No, I’m not fully recovered from the flu and coughing yet, but yesterday evening it was so shining and bright (read: no rain) that I couldn’t resist the temptation to go out for a little run at the normal place, Garden. It’s been nearly 2 full weeks where I did not do much of endurance activities.
My head still felt heavy as I made my first steps on the tarmac. Each pounding steps from the foot delivered a vibration sense to my head. Dizzy all over.
10 minutes into the run, my breathing was already out of control. It’s the first sign of how unfit I have turned into. So, I walked a bit. And when I have regained control on the breathing, I continued running, slowly.
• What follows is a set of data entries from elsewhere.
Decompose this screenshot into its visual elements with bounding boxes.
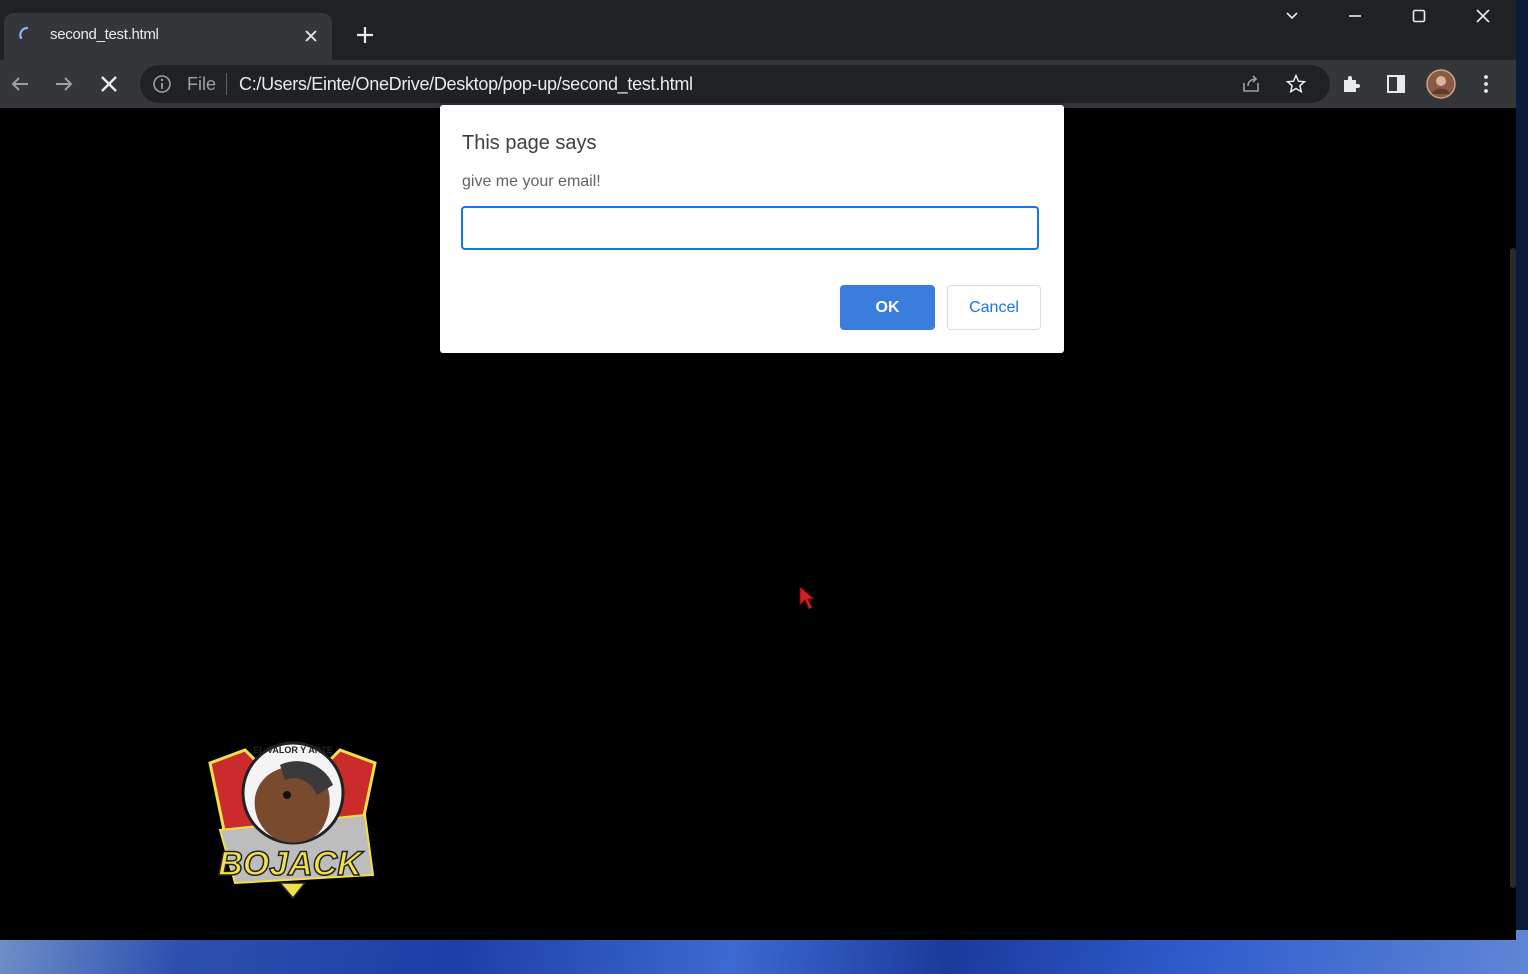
stop-icon (101, 76, 117, 92)
divider (226, 73, 227, 95)
logo-arc-text: EL VALOR Y ARTE (253, 745, 333, 755)
puzzle-icon (1344, 76, 1360, 92)
loading-spinner-icon (19, 26, 29, 40)
chevron-down-icon (1286, 12, 1298, 20)
star-icon (1285, 73, 1307, 94)
avatar-icon (1426, 69, 1456, 99)
cancel-button[interactable]: Cancel (947, 285, 1041, 330)
prompt-dialog: This page says give me your email! OK Ca… (440, 105, 1064, 353)
browser-toolbar: File C:/Users/Einte/OneDrive/Desktop/pop… (0, 60, 1516, 109)
arrow-right-icon (56, 77, 73, 91)
tab-title: second_test.html (50, 26, 159, 43)
more-vert-icon (1484, 75, 1488, 93)
logo-text: BOJACK (218, 845, 364, 883)
side-panel-button[interactable] (1384, 72, 1408, 96)
minimize-icon (1349, 15, 1361, 17)
back-button[interactable] (8, 72, 32, 96)
maximize-icon (1412, 9, 1426, 23)
new-tab-button[interactable] (352, 22, 378, 48)
dialog-title: This page says (462, 132, 597, 154)
scrollbar[interactable] (1510, 248, 1516, 888)
close-tab-icon[interactable] (302, 27, 320, 45)
extensions-button[interactable] (1339, 72, 1363, 96)
tab-strip: second_test.html (0, 0, 1516, 60)
maximize-button[interactable] (1389, 0, 1449, 32)
tab-search-button[interactable] (1262, 0, 1322, 32)
stop-loading-button[interactable] (97, 72, 121, 96)
forward-button[interactable] (52, 72, 76, 96)
close-window-button[interactable] (1453, 0, 1513, 32)
arrow-left-icon (11, 77, 28, 91)
close-icon (1476, 9, 1490, 23)
menu-button[interactable] (1474, 72, 1498, 96)
info-icon[interactable] (152, 74, 172, 94)
file-scheme-label: File (187, 74, 217, 94)
share-button[interactable] (1239, 72, 1263, 96)
bookmark-star-button[interactable] (1284, 72, 1308, 96)
browser-window: second_test.html File C:/Users/Einte/One… (0, 0, 1516, 940)
url-text[interactable]: C:/Users/Einte/OneDrive/Desktop/pop-up/s… (239, 74, 693, 95)
share-icon (1243, 75, 1259, 92)
bojack-emblem-logo: BOJACK EL VALOR Y ARTE (208, 741, 377, 900)
email-input[interactable] (461, 206, 1039, 250)
address-bar[interactable]: File C:/Users/Einte/OneDrive/Desktop/pop… (140, 65, 1330, 103)
dialog-message: give me your email! (462, 173, 601, 190)
tab-active[interactable]: second_test.html (4, 13, 332, 60)
ok-button[interactable]: OK (840, 285, 935, 330)
profile-avatar[interactable] (1426, 69, 1456, 99)
side-panel-icon (1387, 75, 1405, 93)
minimize-button[interactable] (1325, 0, 1385, 32)
mouse-cursor-icon (799, 586, 816, 610)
Few minutes later, I felt the same thing again. Had to walk again. My initial target was to run for 1hr since I arrived a bit early at the Garden, but with this kind of unfitness self of mine, I would be happy if I can survive 50% of it, though by the means of walking in between the run.
Mental strength was as lemau as my body. At every moments of non-comfort breathing, my brain quickly sent a message to my body to stop running and just walk. Some say if we push our body further, it will get better and stronger, but with the condition of health I’m in now, I think I should take it a little bit easy.
After what I felt as a wasteful 36 minutes effort of running plus walking, I pressed the “Stop” button on my watch and called it a day (and secretly hoping my flu won’t get worsen).
I’m not sure whether I’m sick of running or I’m running sick. One thing I know now – my running sucks!